During the project six young people were trained as professional cooks in a hospitality course and ten young people as baristas. Both training courses last twelve months and teach not only technical but also entrepreneurial skills. Some of the graduates were employed directly by MyMito and a coffee producer. Others have set up their own business with a food truck. During this time, however, they discovered that the demand for healthy food among the population is very low. At this point Masifunde started with a third pillar: As part of a health campaign, they teach inhabitants of Walmer Township how they can eat healthier within their means. In order to increase the reach and thus the impact of the campaign, Masifunde also produced an information brochure and four YouTube videos. A total of 2,650 people, mainly pupils from neighbouring schools, were educated in 93 workshops in one year. The feedback of the participants was very positive, many parents reported about more energy and better health.

Member of the textile cooperative of RSF. ©Jean Bizimana

Women’s cooperatives in western Rwanda strengthen solidary relationships

Another project in Rwanda is the women’s credit programme of Rwanda Sustainable Families (RSF).

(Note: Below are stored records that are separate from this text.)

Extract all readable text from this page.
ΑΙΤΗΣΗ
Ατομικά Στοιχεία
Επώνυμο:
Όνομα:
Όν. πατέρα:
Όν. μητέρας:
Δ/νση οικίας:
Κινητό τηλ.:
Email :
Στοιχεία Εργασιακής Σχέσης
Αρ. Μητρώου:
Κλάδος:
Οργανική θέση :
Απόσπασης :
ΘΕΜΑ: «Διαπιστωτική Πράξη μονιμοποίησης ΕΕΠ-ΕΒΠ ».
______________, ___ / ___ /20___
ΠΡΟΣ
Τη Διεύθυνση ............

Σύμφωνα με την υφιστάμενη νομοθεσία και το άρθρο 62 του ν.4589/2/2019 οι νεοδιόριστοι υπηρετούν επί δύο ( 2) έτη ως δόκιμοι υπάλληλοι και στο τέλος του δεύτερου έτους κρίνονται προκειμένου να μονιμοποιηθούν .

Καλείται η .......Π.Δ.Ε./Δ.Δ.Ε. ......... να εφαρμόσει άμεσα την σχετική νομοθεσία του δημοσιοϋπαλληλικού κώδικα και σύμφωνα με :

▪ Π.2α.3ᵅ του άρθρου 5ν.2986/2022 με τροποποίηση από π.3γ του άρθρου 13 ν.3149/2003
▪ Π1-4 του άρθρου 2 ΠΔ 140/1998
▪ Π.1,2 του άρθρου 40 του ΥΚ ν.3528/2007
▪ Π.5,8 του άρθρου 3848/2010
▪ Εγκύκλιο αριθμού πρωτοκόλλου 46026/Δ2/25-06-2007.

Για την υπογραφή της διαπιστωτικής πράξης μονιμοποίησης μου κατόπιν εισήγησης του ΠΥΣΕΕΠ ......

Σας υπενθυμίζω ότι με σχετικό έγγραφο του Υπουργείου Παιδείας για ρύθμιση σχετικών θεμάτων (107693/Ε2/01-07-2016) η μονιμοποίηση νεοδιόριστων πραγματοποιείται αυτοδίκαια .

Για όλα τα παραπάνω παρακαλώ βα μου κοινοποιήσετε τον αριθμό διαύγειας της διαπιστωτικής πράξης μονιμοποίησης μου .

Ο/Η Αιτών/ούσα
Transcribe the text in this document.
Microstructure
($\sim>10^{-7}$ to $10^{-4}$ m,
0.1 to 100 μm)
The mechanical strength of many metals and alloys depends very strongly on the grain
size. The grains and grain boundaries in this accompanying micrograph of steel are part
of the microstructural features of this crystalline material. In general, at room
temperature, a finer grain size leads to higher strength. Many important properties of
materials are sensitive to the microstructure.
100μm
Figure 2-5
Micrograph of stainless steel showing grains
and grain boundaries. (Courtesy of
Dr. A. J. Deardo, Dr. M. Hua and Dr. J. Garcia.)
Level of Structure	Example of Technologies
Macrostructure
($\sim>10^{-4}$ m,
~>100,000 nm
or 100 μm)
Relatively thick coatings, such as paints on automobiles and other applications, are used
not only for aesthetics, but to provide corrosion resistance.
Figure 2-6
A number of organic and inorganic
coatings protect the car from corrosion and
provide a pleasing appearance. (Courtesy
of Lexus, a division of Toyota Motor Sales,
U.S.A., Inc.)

The Lemonaid & ChariTea Foundation supported the project from 2017 to 2020. The focus of RSF is on empowering women by creating income opportunities. In the last three years, RSF has supported a total of 210 women, mainly young mothers and women from disadvantaged backgrounds, from Rubavu District in Western Rwanda through the programme. In the last three years, RSF has supported 210 women, mainly young mothers and women from disadvantaged backgrounds, from the Rubavu District in Western Rwanda through the programme. The women in the programme have taken part in further training on various entrepreneurial skills such as entrepreneurship, financial investment and cooperative management, but also on topics such as gender-based violence, unity and reconciliation. Subsequently, the participants joined together to form so-called savings and credit cooperatives.

Each member pays an agreed amount each week into a joint savings account. In case one of the women gets into financial difficulties, a loan can be granted to her. The project participants also founded a total of five officially registered cooperatives together with RSF. They dedicate their work to the areas of pig breeding, soap production, bakery production or agriculture. For the implementation, RSF provided them with seed capital in the form of a loan. In order to exchange information about current problems and challenges, the project participants meet regularly within the cooperatives for weekly group meetings. In addition to the pure business relationships, this has also led to the formation of friendly and solidary structures. A good example of this is the mattress exchange programme, which provides all members with good sleeping facilities. The solidarity among the women was also evident in the crisis: As a result of the Corona pandemic, the cooperatives had to stop most of their projects. However, the members of the cooperatives decided to continue to pay the salaries as loans. Now that the curfews in Rwanda have been eased and the projects are up and running again, the money could be paid back bit by bit. In addition to the corona pandemic, the devastating effects of the climate crisis in the Rubavu region, especially for the farmers living there, are causing more and more problems.

The support of entrepreneurial and innovative ideas is one of the main topics of our Foundation’s project funding. This not only creates additional income opportunities, but also novel solutions adapted to the needs of the community and the challenges of these uncertain times. Often this means that the wheel does not have to be reinvented at all, but the innovation lies in transferring existing approaches to a different area such as the business competition to the school context and thus promoting entrepreneurial thinking at a young age. With a particular focus on women and other disadvantaged groups, many of the projects supported by the Lemonaid & ChariTea Foundation also have an important emancipatory effect.